Evaldo Mocarzel tomou duas boas iniciativas em Cuba Libre: registrar a volta da atriz transformista Phedra de Córdoba a Havana depois de 53 anos; e usar a viagem para documentar o embrião de uma nova consciência sobre a diversidade sexual na ilha de Fidel. Só faltou fazer com que esses dois assuntos conversassem de verdade dentro do filme.

Um dos problemas do roteiro é não fazer com que a presença assumida e performática de Phedra em solo cubano possa ser percebida como sinal ou termômetro de qualquer avanço psicossocial. Ela está por demais ocupada com suas memórias e embevecida com seu estrelato no documentário para servir de agente de uma investigação da cena artística cubana. Evaldo, por seu lado, obtém flashes um tanto soltos, dos quais o melhor sem dúvida é uma entrevista com um casal de lésbicas que se refere uma à outra com poemas. Há também uma curiosa noitada num clube LGBT de Havana, mantido em regime de semiclandestinidade.

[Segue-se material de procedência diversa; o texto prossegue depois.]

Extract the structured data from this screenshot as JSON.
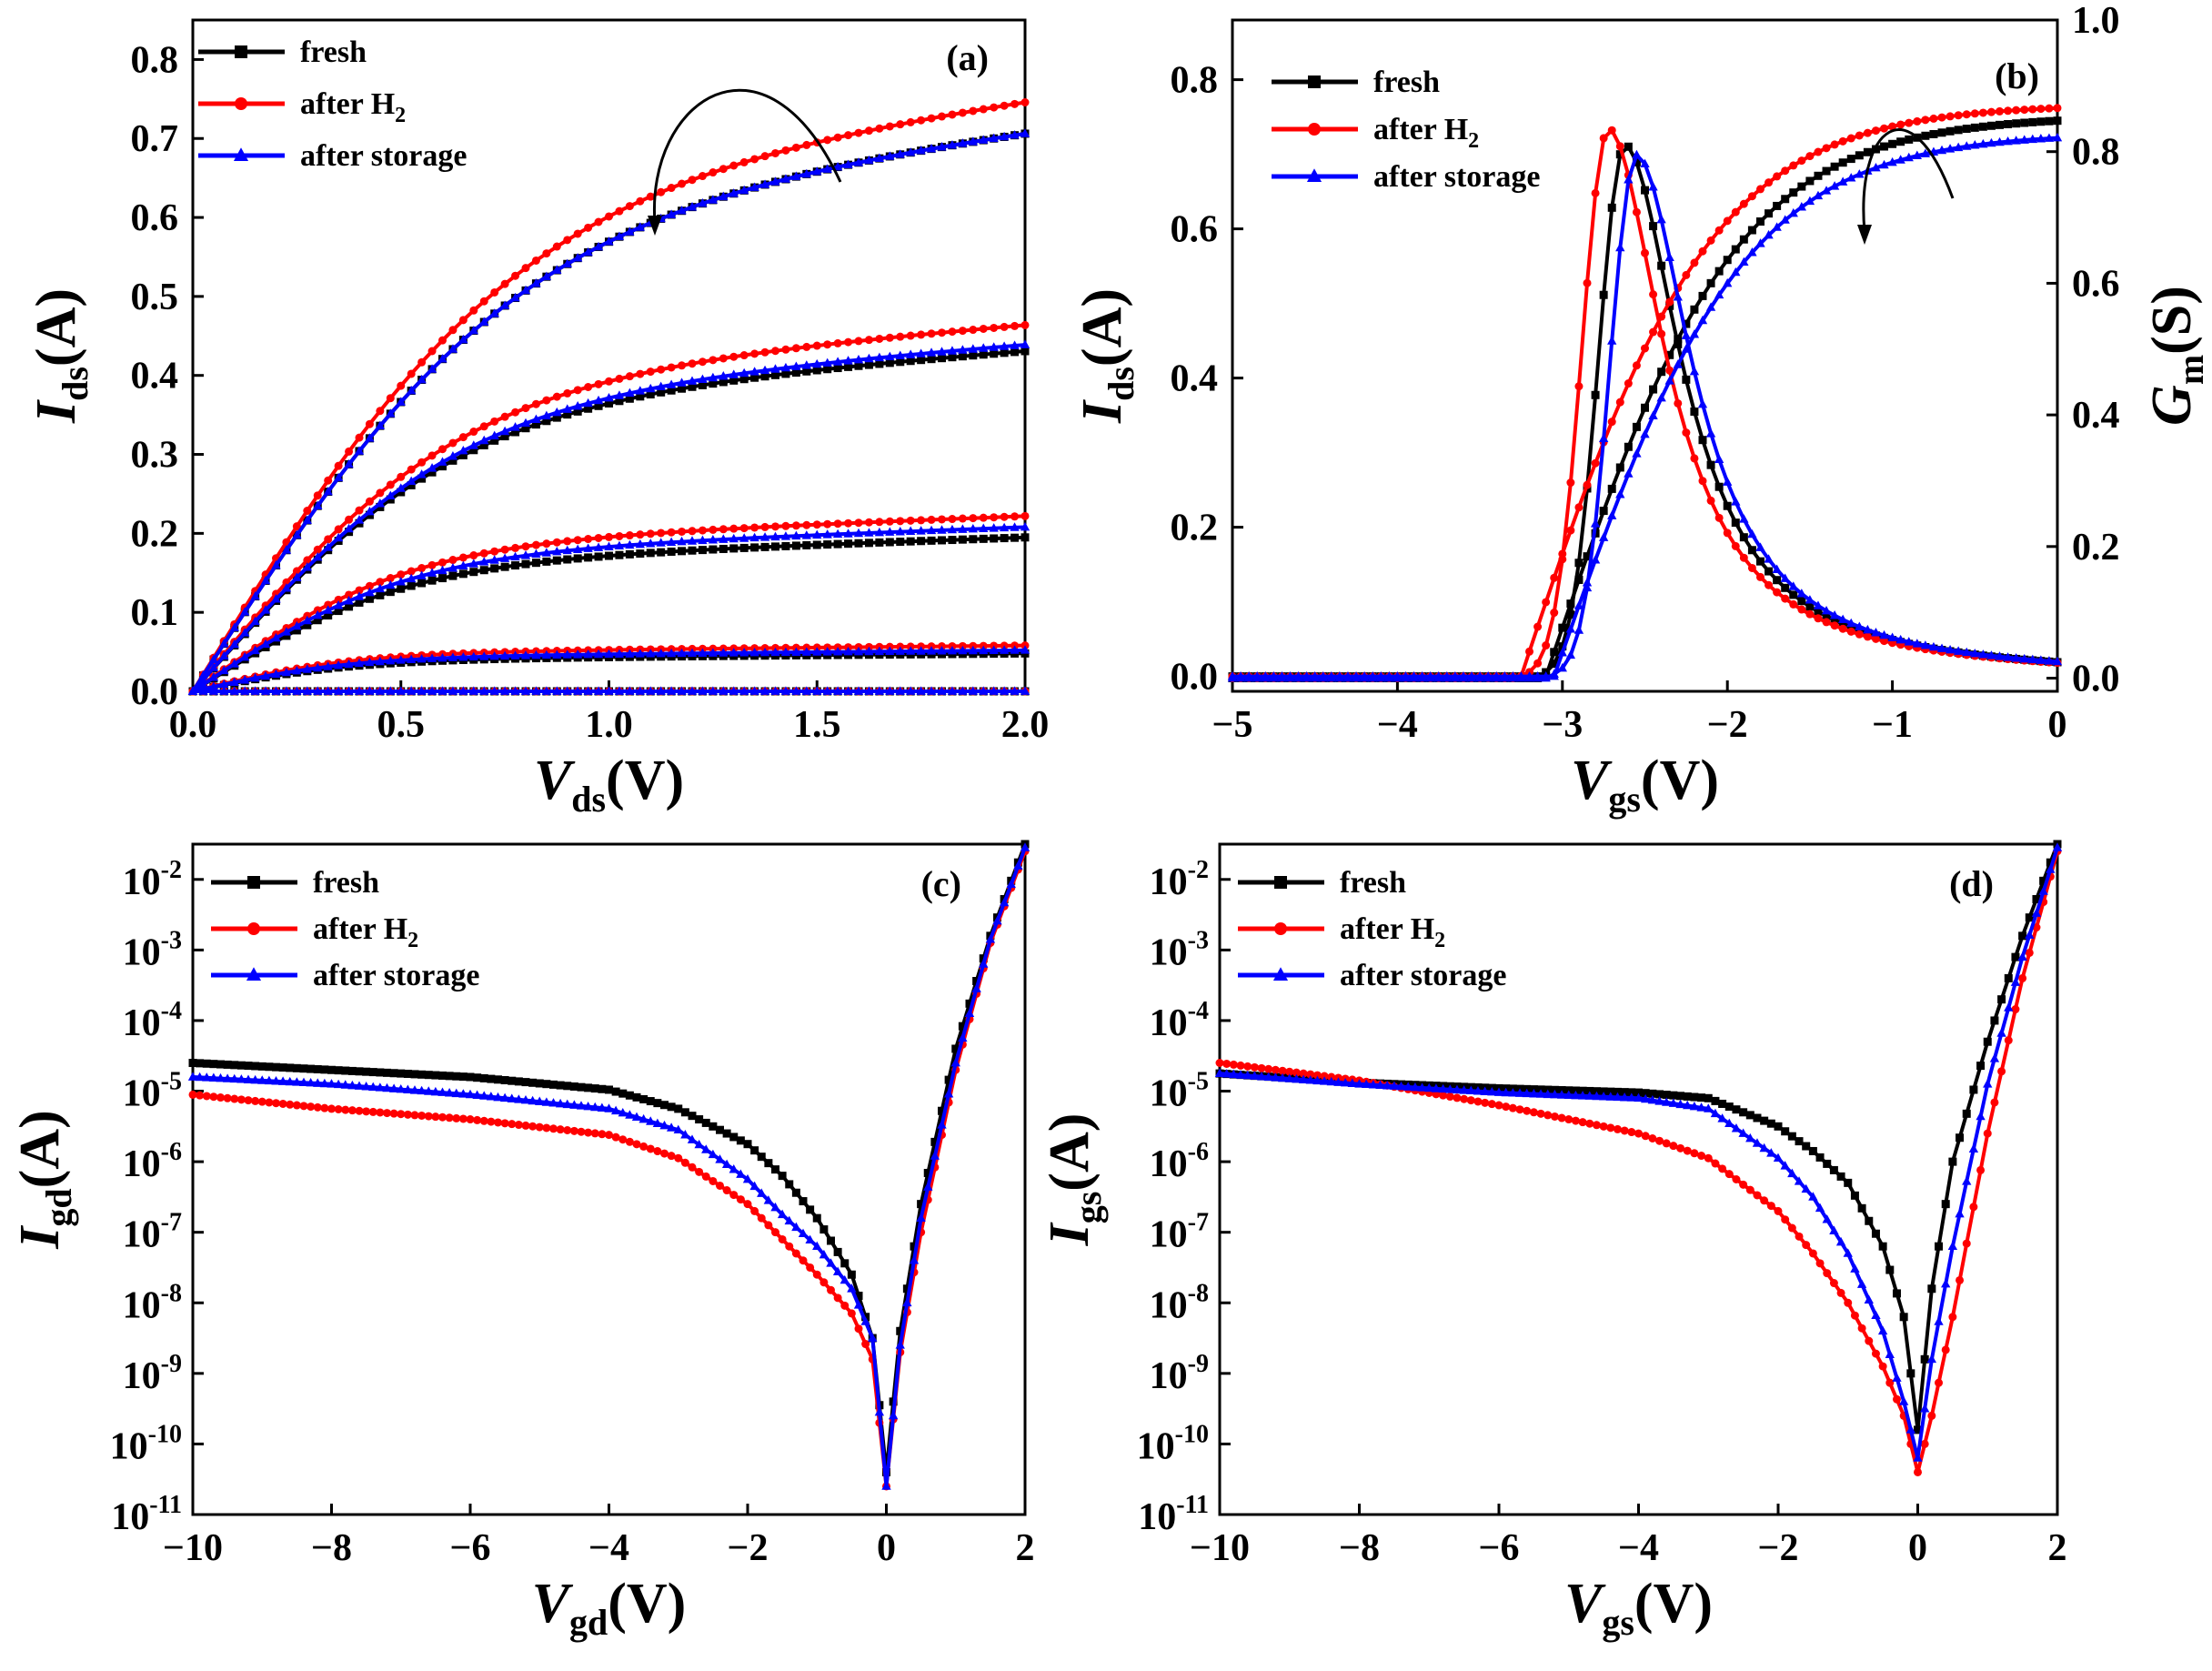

O grupo teatral paulista Satyros, ao qual pertence a atriz, está em Havana ensaiando um espetáculo de autor cubano, texto que também permanece em relativa obscuridade depois de terminado o filme. De maneira geral, Cuba Libre sugere o aproveitamento limitado de uma rara oportunidade. Dessa vez, o proverbial senso de urgência e improvisação de Mocarzel não foi suficiente para juntar as pontas da aventura.